Il nome straccetti deriva dalla forma che si dà alla carne, che in fase di preparazione viene “ritagliata” in striscioline lunghe circa 4 cm. e dallo spessore di 1 cm circa, quindi molto sottili. La carne, come dicevamo, deve essere anche tenera e morbida come nel caso dello scamone bovino, ma si possono usare, in alternativa, anche altri tipi di carne come l’arista di maiale, la sovracoscia di pollo o anche il carpaccio di manzo. L’importante è che sia tenera!

Questa pietanza pur, essendo tipica della regione laziale e più precisamente della zona capitolina, è diffusa in tutto il territorio nazionale in gustose varianti come quella dell’ Emilia Romagna, dove gli straccetti prima di essere cotti in padella vengono preventivamente infarinati.

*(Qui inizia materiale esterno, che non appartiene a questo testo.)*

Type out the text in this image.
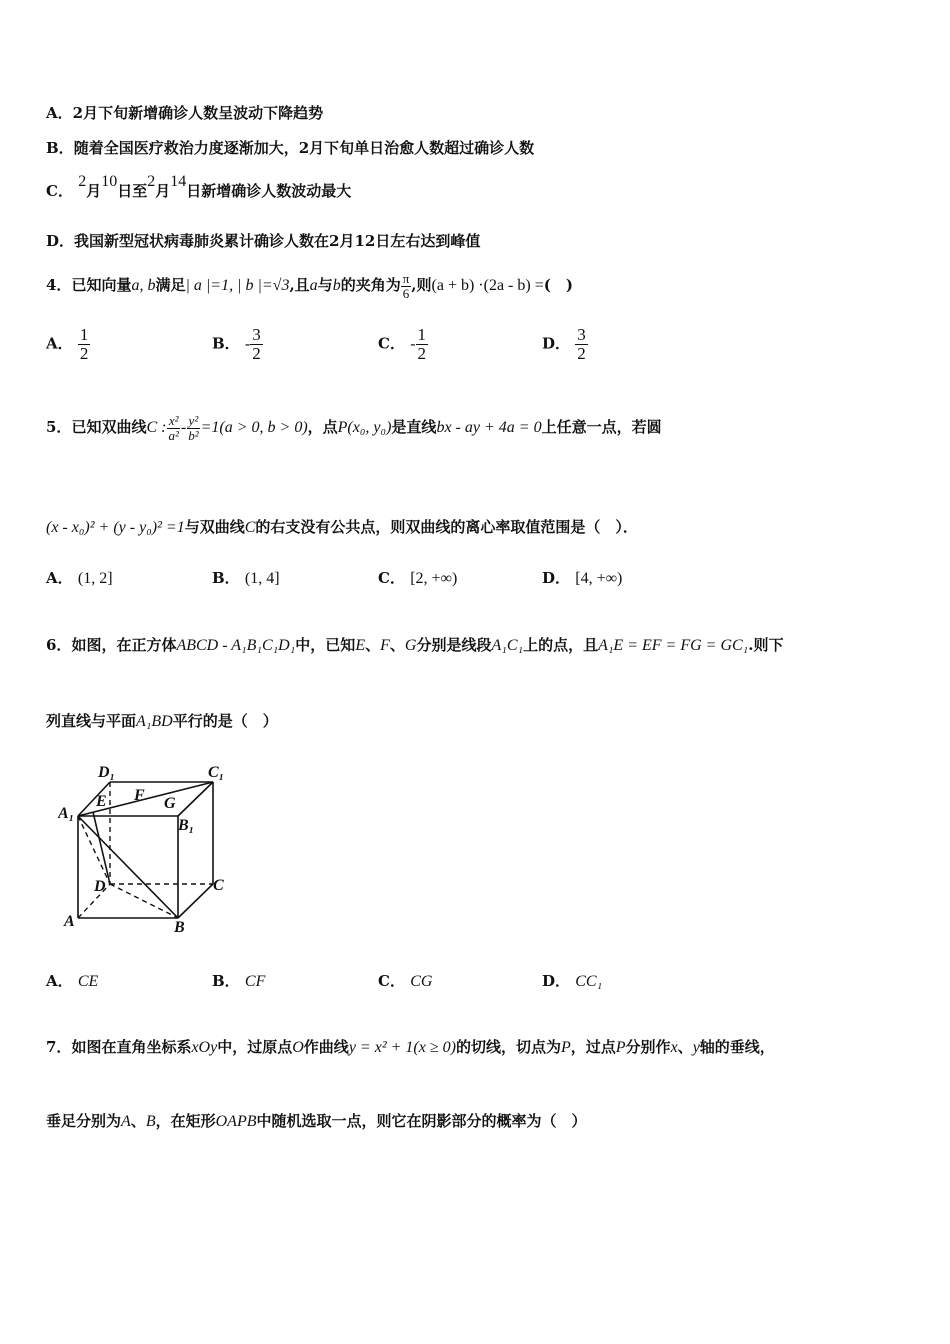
A．2月下旬新增确诊人数呈波动下降趋势
B．随着全国医疗救治力度逐渐加大，2月下旬单日治愈人数超过确诊人数
C． 2月10日至2月14日新增确诊人数波动最大
D．我国新型冠状病毒肺炎累计确诊人数在2月12日左右达到峰值
4．已知向量a, b满足| a |=1, | b |=√3,且a与b的夹角为 $\frac{\pi}{6}$ ,则(a + b) ·(2a - b) =(　)
A． $\frac{1}{2}$	B． - $\frac{3}{2}$	C． - $\frac{1}{2}$	D． $\frac{3}{2}$
5．已知双曲线C : $\frac{\text{x²}}{\text{a²}} - \frac{\text{y²}}{\text{b²}} =1(a > 0$, b > 0)，点P(x₀, y₀)是直线bx - ay + 4a = 0上任意一点，若圆
(x - x₀)² + (y - y₀)² =1与双曲线C的右支没有公共点，则双曲线的离心率取值范围是（　）．
A． (1, 2]	B． (1, 4]	C． [2, +∞)	D． [4, +∞)
6．如图，在正方体ABCD - A₁B₁C₁D₁中，已知E、F、G分别是线段A₁C₁上的点，且A₁E = EF = FG = GC₁.则下
列直线与平面A₁BD平行的是（　）
D₁	C₁
A₁
B₁
E F G
D	C
A	B
A． CE	B． CF	C． CG	D． CC₁
7．如图在直角坐标系xOy中，过原点O作曲线y = x² + 1(x ≥ 0)的切线，切点为P，过点P分别作x、y轴的垂线，
垂足分别为A、B，在矩形OAPB中随机选取一点，则它在阴影部分的概率为（　）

Di seguito ti proponiamo la ricetta classica, non prima però di consigliarti una cottura veloce, per non fare seccare e indurire la carne.

Gli ingredienti

  • 500 g di straccetti (come detto, suggerito il taglio scamone);
  • Rucola (1 mazzetto);
  • 3-4 foglie di salvia;
  • 80 g di parmigiano a scaglie;
  • 1 bicchiere di vino bianco (preferibilmente secco);
  • 2 spicchi d’aglio;
  • 1 piccola noce di burro;
  • Aceto balsamico;
  • Olio extravergine di oliva;
  • Sale e pepe (q.b.).

Preparazione

  1. Riduci la carne a straccetti tagliandola in listarelle lunghe circa 4 cm e spesse 1 cm. Eventualmente battila per farla diventare molto sottile;
  2. Prendi una padella antiaderente e aggiungi la piccola noce di burro e l’olio extravergine di oliva (2 cucchiai circa);
  3. Fai rosolare in padella i 2 spicchi d’aglio triturati insieme a 2 foglie di salvia. Mi raccomando, cuoci a fiamma media altrimenti rischi di bruciare tutto!
  4. Aggiusta di sale;
  5. Appena l’olio comincia a sfrigolare aggiungi gli straccetti di manzo e falli rosolare per bene a fiamma sostenuta. Gli straccetti tenderanno ad arricciarsi rilasciando dell’acqua che andrà a diventare, una volta cotti, un invitante sughetto;
  6. Dopo una decina di secondi sfuma con il vino bianco e aggiusta leggermente con un po’ di pepe (è a questo punto che se si vuole si possono inserire gli ingredienti per realizzare le varianti: pomodorini ciliegini, carciofi, funghi, ecc.);
  7. Continua a cuocere gli straccetti girandoli con un mestolo di legno per evitare che si attacchino al fondo o che si brucino;
  8. A fine cottura aggiungi parte della rucola (l’altra metà la tieni per decorare il vassoio di portata);
  9. Servi gli straccetti caldi su un letto di rucola e parmigiano a scaglie, aggiungi un filo di olio extravergine di oliva a crudo e completa con l’aceto balsamico.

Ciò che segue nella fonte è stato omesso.